Del residuo al recurso
Cómo las empresas están haciendo del reciclaje parte de su ADN
Dos iniciativas combinan impacto ambiental, social y de negocios, con la economía circular como eje
Reutilizar lonas publicitarias para confeccionar mochilas escolares o gestionar los residuos de un festival masivo con una cooperativa de ex cartoneros, a primera vista parecen acciones muy distintas. Sin embargo, comparten una misma lógica: los materiales que antes terminaban en la basura hoy se convierten en oportunidades tanto para el ambiente como para las comunidades y las propias marcas comerciales.
La economía circular dejó de ser un nicho de especialistas para instalarse en la agenda de empresas de consumo masivo, eventos y organizaciones sociales. Así lo muestran estas dos experiencias que encararon la cadena de farmacias Farmacity y la marca de jabones Ala, del grupo Unilever.
Reciclaje con nombre y apellido
El Festival Farmacity 2026, que se realizará el 29 de marzo en los Bosques de Palermo (Ciudad Autónoma de Buenos Aires), incorporó este año a la cooperativa Creando Conciencia como parte activa de la propuesta. La organización, dedicada al reciclado y a la reinserción social de ex cartoneros, no solo instalará puntos de recolección diferenciada, sino que también gestionará todos los residuos generados durante la jornada.

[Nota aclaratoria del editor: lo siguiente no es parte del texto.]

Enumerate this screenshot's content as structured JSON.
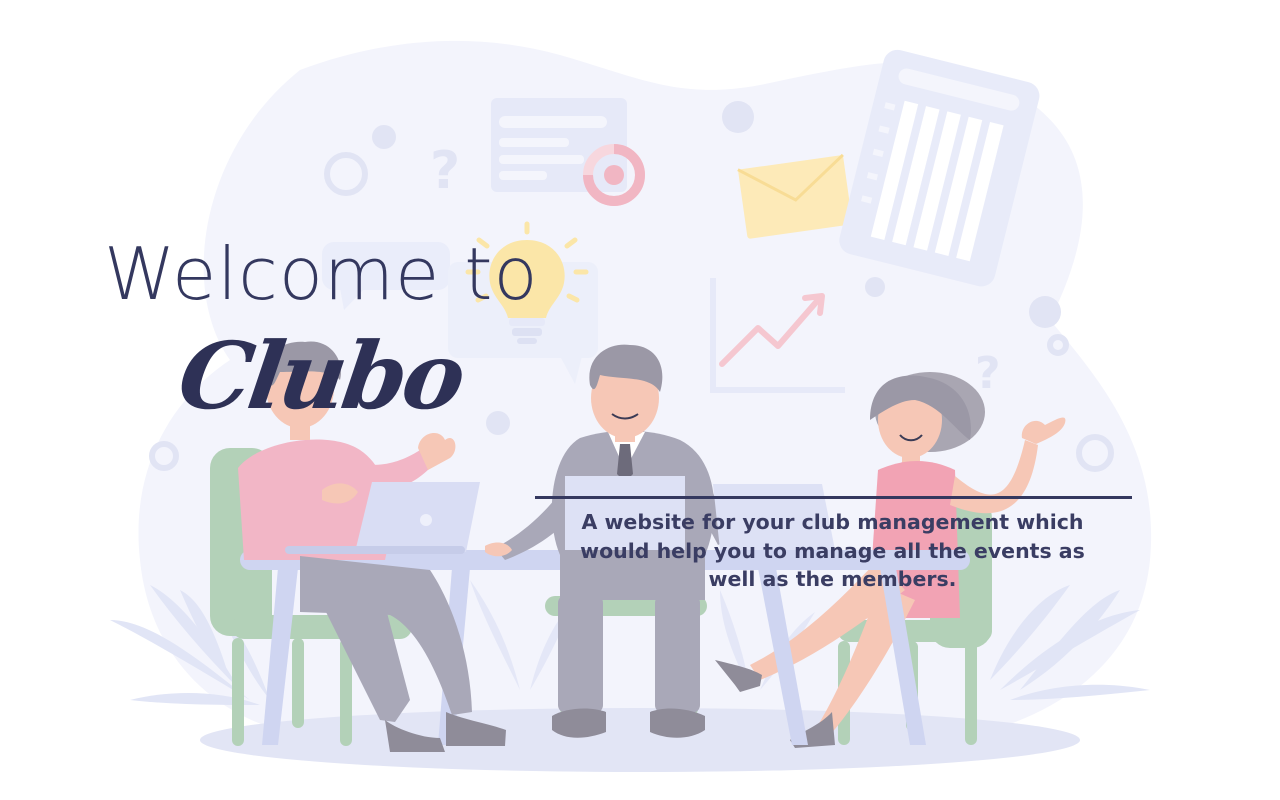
{
  "hero": {
    "heading_prefix": "Welcome to",
    "brand_name": "Clubo",
    "tagline": "A website for your club management which would help you to manage all the events as well as the members."
  },
  "colors": {
    "text_dark": "#34385f",
    "blob_bg": "#f0f2fb",
    "shirt_pink": "#f2b6c6",
    "chair_green": "#b3d1b8",
    "table_lavender": "#cfd5f1",
    "suit_gray": "#a9a8b8",
    "hair_gray": "#8f8c99",
    "bulb_yellow": "#fbe6a8",
    "envelope_yellow": "#fdeab8",
    "accent_pink": "#f4b8c6"
  },
  "icons": [
    "lightbulb-icon",
    "envelope-icon",
    "question-mark-icon",
    "trend-arrow-icon",
    "donut-chart-icon",
    "clipboard-icon",
    "laptop-icon"
  ]
}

Pero la participación va más allá de la logística. En su stand, la cooperativa montará un espacio de concientización donde los asistentes podrán aprender a separar correctamente sus materiales, participar de juegos y dinámicas, y escuchar en primera persona cómo el reciclado funciona como herramienta de inclusión. Como cierre simbólico, quienes pasen por el espacio podrán llevarse reglas fabricadas con telgopor reciclado y estampadas por los propios integrantes de la cooperativa.
La activación se realiza en conjunto con UniR by Unilever, y representa un avance concreto en la integración de modelos circulares dentro de eventos de alto consumo, donde la generación de residuos suele ser uno de los mayores desafíos ambientales.
Segunda vida para materiales publicitarios
En una línea similar, aunque con otro tipo de material y escala, la marca de jabones Ala impulsó junto a Latcom y la Fundación Gestionar Esperanzas el programa Una Vuelta +, que convierte lonas publicitarias usadas en productos con vida útil extendida.
En esta primera etapa, las lonas de la campaña "Campeones de Lavado" se transformaron en 300 mochilas escolares, confeccionadas por 13 mujeres de talleres textiles de barrios vulnerables y entregadas a niños y niñas de tres comedores comunitarios. El proyecto cierra un ciclo que pocas veces se cierra del todo: el de los materiales de comunicación, que habitualmente se descartan al final de cada campaña.
"En Ala creemos que las marcas pueden tener un rol activo en las comunidades donde están presentes", señaló Ramiro Hosselet, gerente de Marketing de la marca, al destacar el triple impacto de la iniciativa: ambiental, social y educativo.
El patrón que emerge
Más allá de sus diferencias, ambas acciones comparten una arquitectura de valor que es cada vez más reconocible en el sector, que es la doble vida de los residuos y, al mismo tiempo, un impacto positivo en la comunidad a través de la inserción.
También estas experiencias evidencian que la economía circular no requiere tecnologías de vanguardia ni inversiones extraordinarias sino pensar desde el principio qué sucederá con los materiales al final de su ciclo, y quiénes pueden ser parte de esa segunda vida.